Python Equivalent Preprocessing

import pandas as pd
import nltk
from nltk.tokenize import word_tokenize
from nltk.corpus import stopwords
from nltk.stem import PorterStemmer
import string

# Download NLTK resources if you haven't already
nltk.download('punkt')
nltk.download('stopwords')

# Load your dataset (replace with your file path)
df = pd.read_csv("your_dataset.csv")

def preprocess_text(text):
    # Match R's tolower()
    text = text.lower()
    # Remove punctuation (matches removePunctuation)
    text = text.translate(str.maketrans('', '', string.punctuation))
    # Remove numbers (matches removeNumbers)
    text = ''.join([char for char in text if not char.isdigit()])
    # Tokenize (equivalent to tm's internal tokenizer)
    tokens = word_tokenize(text)
    # Remove stopwords (matches removeWords(stopwords("english")))
    stop_words = set(stopwords.words('english'))
    tokens = [tok for tok in tokens if tok not in stop_words]
    # Stemming (Porter stemmer matches R's stemDocument)
    stemmer = PorterStemmer()
    tokens = [stemmer.stem(tok) for tok in tokens]
    return ' '.join(tokens)

# Apply to your CDESCR column
df["processed_text"] = df["CDESCR"].apply(preprocess_text)

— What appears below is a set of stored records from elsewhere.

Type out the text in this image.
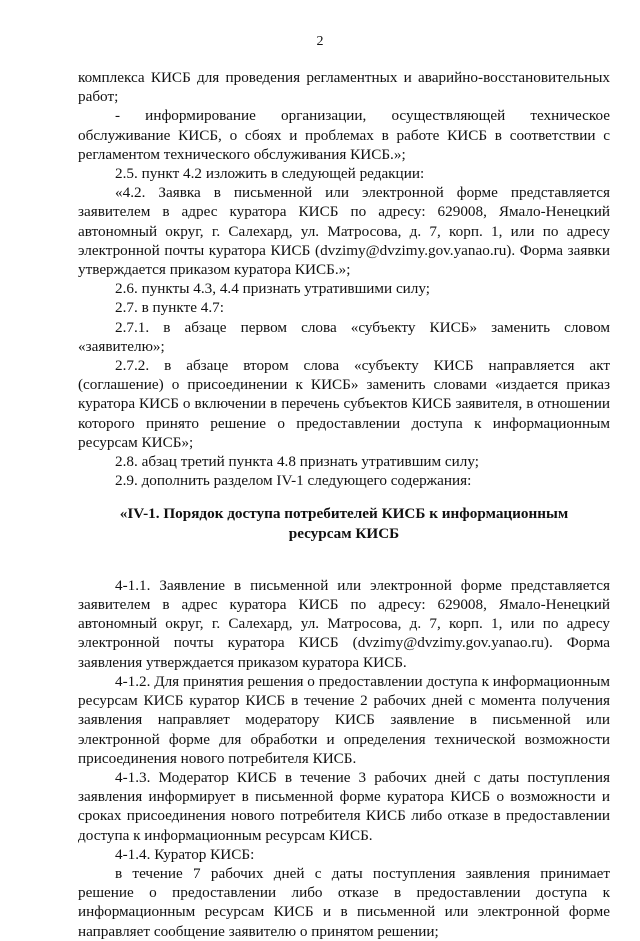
2

комплекса КИСБ для проведения регламентных и аварийно-восстановительных работ;

- информирование организации, осуществляющей техническое обслуживание КИСБ, о сбоях и проблемах в работе КИСБ в соответствии с регламентом технического обслуживания КИСБ.»;

2.5. пункт 4.2 изложить в следующей редакции:

«4.2. Заявка в письменной или электронной форме представляется заявителем в адрес куратора КИСБ по адресу: 629008, Ямало-Ненецкий автономный округ, г. Салехард, ул. Матросова, д. 7, корп. 1, или по адресу электронной почты куратора КИСБ (dvzimy@dvzimy.gov.yanao.ru). Форма заявки утверждается приказом куратора КИСБ.»;

2.6. пункты 4.3, 4.4 признать утратившими силу;

2.7. в пункте 4.7:

2.7.1. в абзаце первом слова «субъекту КИСБ» заменить словом «заявителю»;

2.7.2. в абзаце втором слова «субъекту КИСБ направляется акт (соглашение) о присоединении к КИСБ» заменить словами «издается приказ куратора КИСБ о включении в перечень субъектов КИСБ заявителя, в отношении которого принято решение о предоставлении доступа к информационным ресурсам КИСБ»;

2.8. абзац третий пункта 4.8 признать утратившим силу;

2.9. дополнить разделом IV-1 следующего содержания:

«IV-1. Порядок доступа потребителей КИСБ к информационным
ресурсам КИСБ

4-1.1. Заявление в письменной или электронной форме представляется заявителем в адрес куратора КИСБ по адресу: 629008, Ямало-Ненецкий автономный округ, г. Салехард, ул. Матросова, д. 7, корп. 1, или по адресу электронной почты куратора КИСБ (dvzimy@dvzimy.gov.yanao.ru). Форма заявления утверждается приказом куратора КИСБ.

4-1.2. Для принятия решения о предоставлении доступа к информационным ресурсам КИСБ куратор КИСБ в течение 2 рабочих дней с момента получения заявления направляет модератору КИСБ заявление в письменной или электронной форме для обработки и определения технической возможности присоединения нового потребителя КИСБ.

4-1.3. Модератор КИСБ в течение 3 рабочих дней с даты поступления заявления информирует в письменной форме куратора КИСБ о возможности и сроках присоединения нового потребителя КИСБ либо отказе в предоставлении доступа к информационным ресурсам КИСБ.

4-1.4. Куратор КИСБ:

в течение 7 рабочих дней с даты поступления заявления принимает решение о предоставлении либо отказе в предоставлении доступа к информационным ресурсам КИСБ и в письменной или электронной форме направляет сообщение заявителю о принятом решении;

Match Your Term-Document Matrix (TDM) Setup

Next, make sure your document-term matrix in Python matches exactly what R generates:

If R uses raw word counts (default in DocumentTermMatrix), use Python’s CountVectorizer.
If R uses TF-IDF, switch to TfidfVectorizer.
If you filtered sparse terms in R (e.g., removeSparseTerms(tdm, 0.98)), mirror this with min_df in Python (e.g., min_df=2 for terms appearing in at least 2 documents).

from sklearn.feature_extraction.text import CountVectorizer

# Create DTM (matches R's DocumentTermMatrix)
vectorizer = CountVectorizer()
dtm = vectorizer.fit_transform(df["processed_text"])
dtm_array = dtm.toarray()

Fix Cosine Distance Calculation

This is a frequent source of mismatch! R and Python handle similarity/distance matrices differently:

R’s cosine() (from lsa package) calculates similarity between rows—so if you’re comparing documents, you’ll transpose the TDM first: 1 - cosine(t(tdm)) to get a distance matrix.
Python’s cosine_similarity() calculates similarity between documents directly (since our DTM has documents as rows). Convert this to a distance matrix by subtracting from 1.

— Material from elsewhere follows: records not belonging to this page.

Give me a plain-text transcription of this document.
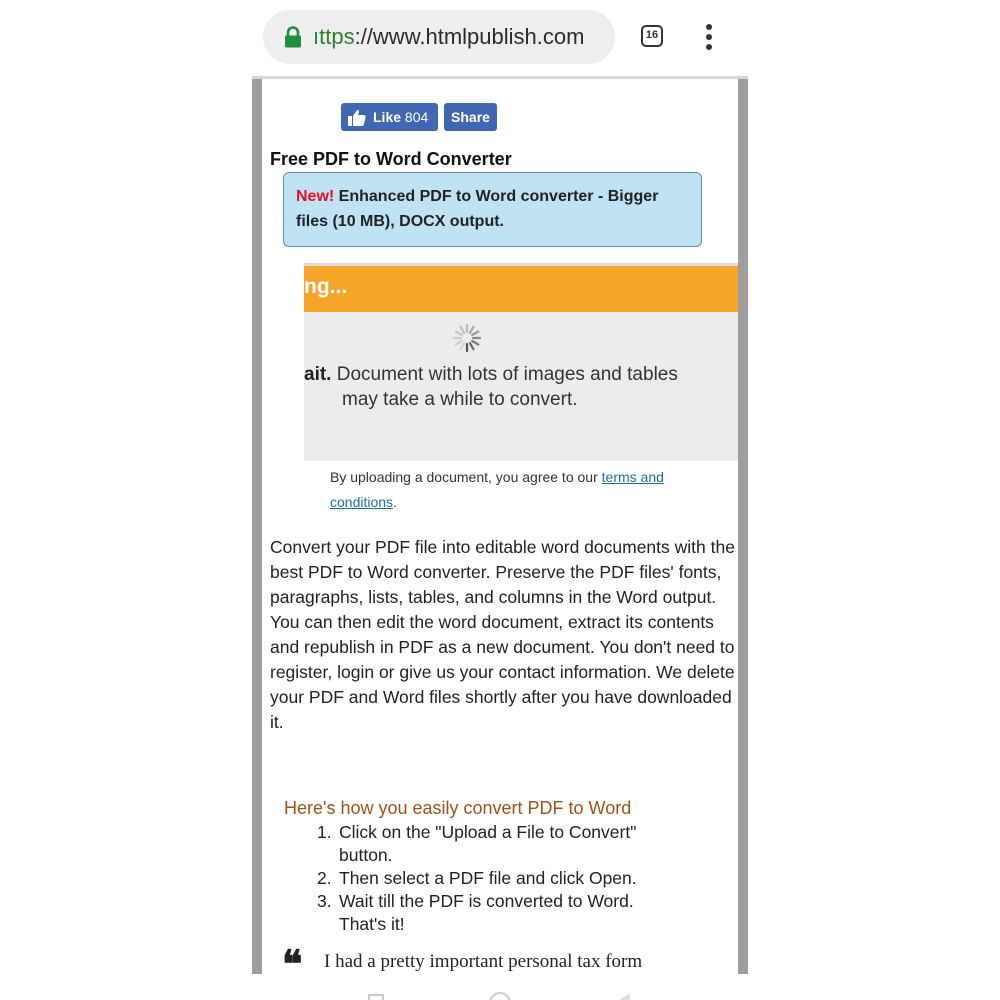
ıttps://www.htmlpublish.com	16
Like 804	Share
Free PDF to Word Converter
New! Enhanced PDF to Word converter - Bigger files (10 MB), DOCX output.
ng...
ait. Document with lots of images and tables
may take a while to convert.
By uploading a document, you agree to our terms and conditions.
Convert your PDF file into editable word documents with the best PDF to Word converter. Preserve the PDF files' fonts, paragraphs, lists, tables, and columns in the Word output. You can then edit the word document, extract its contents and republish in PDF as a new document. You don't need to register, login or give us your contact information. We delete your PDF and Word files shortly after you have downloaded it.
Here's how you easily convert PDF to Word
1. Click on the "Upload a File to Convert" button.
2. Then select a PDF file and click Open.
3. Wait till the PDF is converted to Word. That's it!
❝ I had a pretty important personal tax form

from sklearn.metrics.pairwise import cosine_similarity
from scipy.spatial.distance import squareform

# Calculate document-to-document cosine similarity
cos_sim = cosine_similarity(dtm_array)
# Convert to distance matrix (1 - similarity)
cos_dist = 1 - cos_sim

# For scipy's clustering, convert to condensed distance matrix (matches R's as.dist())
condensed_dist = squareform(cos_dist)

Align Hierarchical Clustering Parameters

The biggest mismatch often comes from clustering method defaults:

R’s hclust() uses method="complete" by default; if you used method="ward.D2" (common for text), Python’s equivalent is method="ward" in scipy/sklearn.
Sklearn’s AgglomerativeClustering uses linkage="ward" by default, but ensure you pass the precomputed distance matrix correctly.

Option 1: Use Scipy to Mirror R’s `hclust`

This will give you a dendrogram identical to R’s for easy comparison:

import scipy.cluster.hierarchy as sch

# Perform clustering (ward.D2 in R = "ward" in scipy)
hc = sch.linkage(condensed_dist, method="ward")

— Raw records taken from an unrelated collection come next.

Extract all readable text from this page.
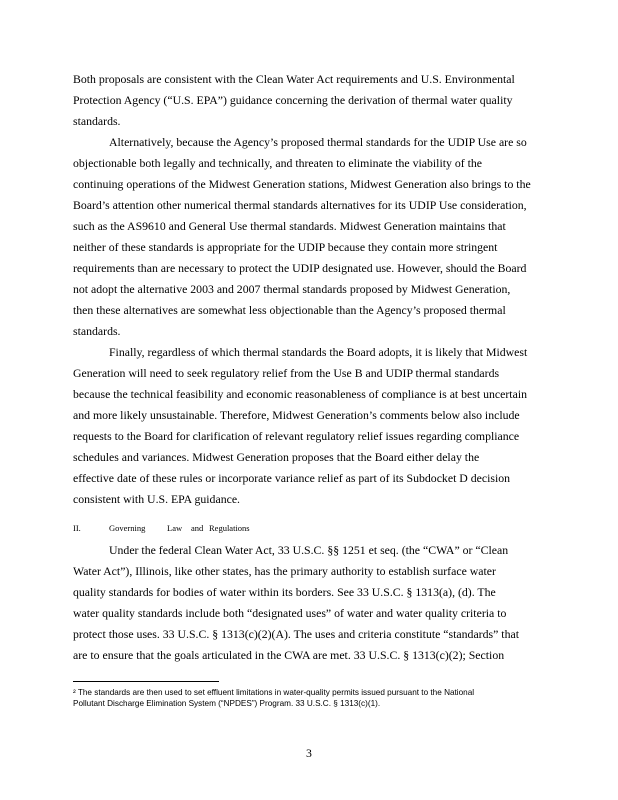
Both proposals are consistent with the Clean Water Act requirements and U.S. Environmental
Protection Agency (“U.S. EPA”) guidance concerning the derivation of thermal water quality
standards.
Alternatively, because the Agency’s proposed thermal standards for the UDIP Use are so
objectionable both legally and technically, and threaten to eliminate the viability of the
continuing operations of the Midwest Generation stations, Midwest Generation also brings to the
Board’s attention other numerical thermal standards alternatives for its UDIP Use consideration,
such as the AS9610 and General Use thermal standards. Midwest Generation maintains that
neither of these standards is appropriate for the UDIP because they contain more stringent
requirements than are necessary to protect the UDIP designated use. However, should the Board
not adopt the alternative 2003 and 2007 thermal standards proposed by Midwest Generation,
then these alternatives are somewhat less objectionable than the Agency’s proposed thermal
standards.
Finally, regardless of which thermal standards the Board adopts, it is likely that Midwest
Generation will need to seek regulatory relief from the Use B and UDIP thermal standards
because the technical feasibility and economic reasonableness of compliance is at best uncertain
and more likely unsustainable. Therefore, Midwest Generation’s comments below also include
requests to the Board for clarification of relevant regulatory relief issues regarding compliance
schedules and variances. Midwest Generation proposes that the Board either delay the
effective date of these rules or incorporate variance relief as part of its Subdocket D decision
consistent with U.S. EPA guidance.
II.	Governing	Law and Regulations
Under the federal Clean Water Act, 33 U.S.C. §§ 1251 et seq. (the “CWA” or “Clean
Water Act”), Illinois, like other states, has the primary authority to establish surface water
quality standards for bodies of water within its borders. See 33 U.S.C. § 1313(a), (d). The
water quality standards include both “designated uses” of water and water quality criteria to
protect those uses. 33 U.S.C. § 1313(c)(2)(A). The uses and criteria constitute “standards” that
are to ensure that the goals articulated in the CWA are met. 33 U.S.C. § 1313(c)(2); Section
² The standards are then used to set effluent limitations in water-quality permits issued pursuant to the National
Pollutant Discharge Elimination System (“NPDES”) Program. 33 U.S.C. § 1313(c)(1).
3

# Plot dendrogram to compare with R's output
sch.dendrogram(hc)

Option 2: Use Sklearn for Cluster Labels

If you need cluster assignments:

from sklearn.cluster import AgglomerativeClustering

# Pass precomputed distance matrix, use ward linkage
clusterer = AgglomerativeClustering(
    n_clusters=5, # Adjust to your desired number of clusters
    affinity="precomputed",
    linkage="ward"
)
cluster_labels = clusterer.fit_predict(cos_dist)

# Add labels to your dataframe
df["cluster"] = cluster_labels

Final Check List

To ensure full alignment:

Confirm you’re using the same stemming/lemmatization (Porter stemmer in both R and Python)
Verify you’re filtering the same low-frequency terms (match min_df to R’s removeSparseTerms)
Check if R normalized the TDM (e.g., scale()—if so, add normalize=True to Python’s vectorizer)
Ensure clustering method matches exactly (e.g., "ward.D2" → "ward", "complete" → "complete")

内容的提问来源于stack exchange，提问作者phoenixio